3/16/2011 Turkmenistan (Forum18) – The head of the Russian Orthodox Church, Patriarch Kirill, has noted that Turkmen government controls on importing religious material for use in the dozen Russian Orthodox parishes in Turkmenistan have been lifted. “Until recently, a major problem was the import into the country of church articles and religious literature,” he told the Archbishops’ Council in Moscow on 2 February in a speech published in full on the Patriarchate website. “However, with the help of the Lord, this problem has at present been resolved positively.” Members of many other religious communities have complained to Forum 18 News Service of continuing confiscations of religious literature both inside the country and from travellers entering or leaving Turkmenistan.
Religious literature is still routinely confiscated at the border. Tight control of the country’s borders includes frequent, often thorough searches for religious literature.

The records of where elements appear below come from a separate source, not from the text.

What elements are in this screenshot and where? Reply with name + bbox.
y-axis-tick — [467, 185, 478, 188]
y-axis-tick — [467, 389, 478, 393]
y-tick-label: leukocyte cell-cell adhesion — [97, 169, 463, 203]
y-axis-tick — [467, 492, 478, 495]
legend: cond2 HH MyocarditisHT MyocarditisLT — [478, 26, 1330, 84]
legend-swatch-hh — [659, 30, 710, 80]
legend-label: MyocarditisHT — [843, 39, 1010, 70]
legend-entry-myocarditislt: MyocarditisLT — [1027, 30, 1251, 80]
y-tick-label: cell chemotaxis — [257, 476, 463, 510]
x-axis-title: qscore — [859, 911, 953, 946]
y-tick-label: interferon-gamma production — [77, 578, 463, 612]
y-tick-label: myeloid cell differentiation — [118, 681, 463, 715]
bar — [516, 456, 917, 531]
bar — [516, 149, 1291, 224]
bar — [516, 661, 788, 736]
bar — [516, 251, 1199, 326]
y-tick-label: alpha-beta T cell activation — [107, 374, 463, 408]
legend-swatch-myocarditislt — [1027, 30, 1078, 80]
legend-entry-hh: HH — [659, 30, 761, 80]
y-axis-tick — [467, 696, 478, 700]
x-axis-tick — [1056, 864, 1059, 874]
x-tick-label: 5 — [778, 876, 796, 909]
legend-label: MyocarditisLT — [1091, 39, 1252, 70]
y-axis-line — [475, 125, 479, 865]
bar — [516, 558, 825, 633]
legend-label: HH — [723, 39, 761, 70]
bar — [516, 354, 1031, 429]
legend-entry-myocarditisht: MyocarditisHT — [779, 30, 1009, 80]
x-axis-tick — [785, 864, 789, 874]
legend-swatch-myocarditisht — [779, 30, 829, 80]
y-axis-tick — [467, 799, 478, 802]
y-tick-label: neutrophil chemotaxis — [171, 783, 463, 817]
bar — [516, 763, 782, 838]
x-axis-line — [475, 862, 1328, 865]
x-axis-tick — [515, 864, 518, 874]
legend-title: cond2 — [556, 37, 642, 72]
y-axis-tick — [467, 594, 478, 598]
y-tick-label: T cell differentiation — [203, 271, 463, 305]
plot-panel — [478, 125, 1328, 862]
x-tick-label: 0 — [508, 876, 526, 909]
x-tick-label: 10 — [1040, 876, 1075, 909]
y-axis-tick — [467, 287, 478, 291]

Any traveller with more than a handful of books is almost certain to have them confiscated, religious believers from Turkmenistan of a variety of faiths have told Forum 18 in early 2011. No more then one copy of any one title is likely to be allowed through, as officials believe any extra copies are for distribution, which is illegal.
Nearly a dozen people Forum 18 has spoken to between November 2010 and the end of February 2011 who passed through Ashgabad [Ashgabat] airport – both Turkmen residents and foreign visitors, even those invited by the Turkmen government – have said that almost the first question customs officers ask is whether they have religious literature with them.
Searches and confiscations are conducted by border guards, customs officers and officers of the Ministry of State Security (MSS) secret police. “It’s difficult to say which officer is from which agency,” one individual who has had religious literature confiscated told Forum 18.
Confiscations on exit too
In what some local religious believers say is a new development, border guards and MSS secret police officers at Ashgabad airport searched the luggage of known religious believers leaving the country in early 2011. A number had religious literature confiscated from them, sources who asked not to the identified told Forum 18. “This is a definite turn for the worse, if we cannot even take religious materials out of the country now,” one complained.
Only occasionally in the past have religious believers complained to Forum 18 of confiscation of religious literature on departure from Turkmenistan.
The duty officer at the Border Service headquarters in Ashgabad referred all enquiries on the confiscation of religious literature to the duty officer at the airport. However, each time Forum 18 called on 11 March the telephones were engaged or went unanswered. Telephones at the State Customs Service went unanswered the same day, while the MSS secret police refused to answer any questions.
Also unwilling to answer questions was the government’s Gengesh (Committee) for Religious Affairs in Ashgabad. The man who on 9 March answered the telephone of Gurbanberdy Nursakhatov, the Deputy Chair, put the phone down as soon as Forum 18 began asking questions.
Religious publishing barely exists within Turkmenistan, and the little religious literature that is occasionally published requires prior approval from the government’s Gengesh for Religious Affairs. Religious literature, audio recordings and DVDs are often confiscated during raids, and possession of such materials can lead to further harassment, as reportedly happened to two Muslim students in Ashgabad in February.
Confiscation of Orthodox books, baptismal crosses and incense at an end?
In his Moscow speech, Patriarch Kirill did not specify what difficulties there had been for the Church to import literature and church objects. However, Russian Orthodox clergy have complained for some years to Forum 18 that importing religious literature, copies of the Church’s official Journal of the Moscow Patriarchate, baptismal crosses and incense has been restricted or impossible. Russian Orthodox books have been confiscated at customs, along with other Christian, as well as Muslim literature and publications of other faiths.
However, if Russian Orthodox priests can now import religious literature and church objects, it remains unclear if Russian Orthodox laypeople have the same possibility.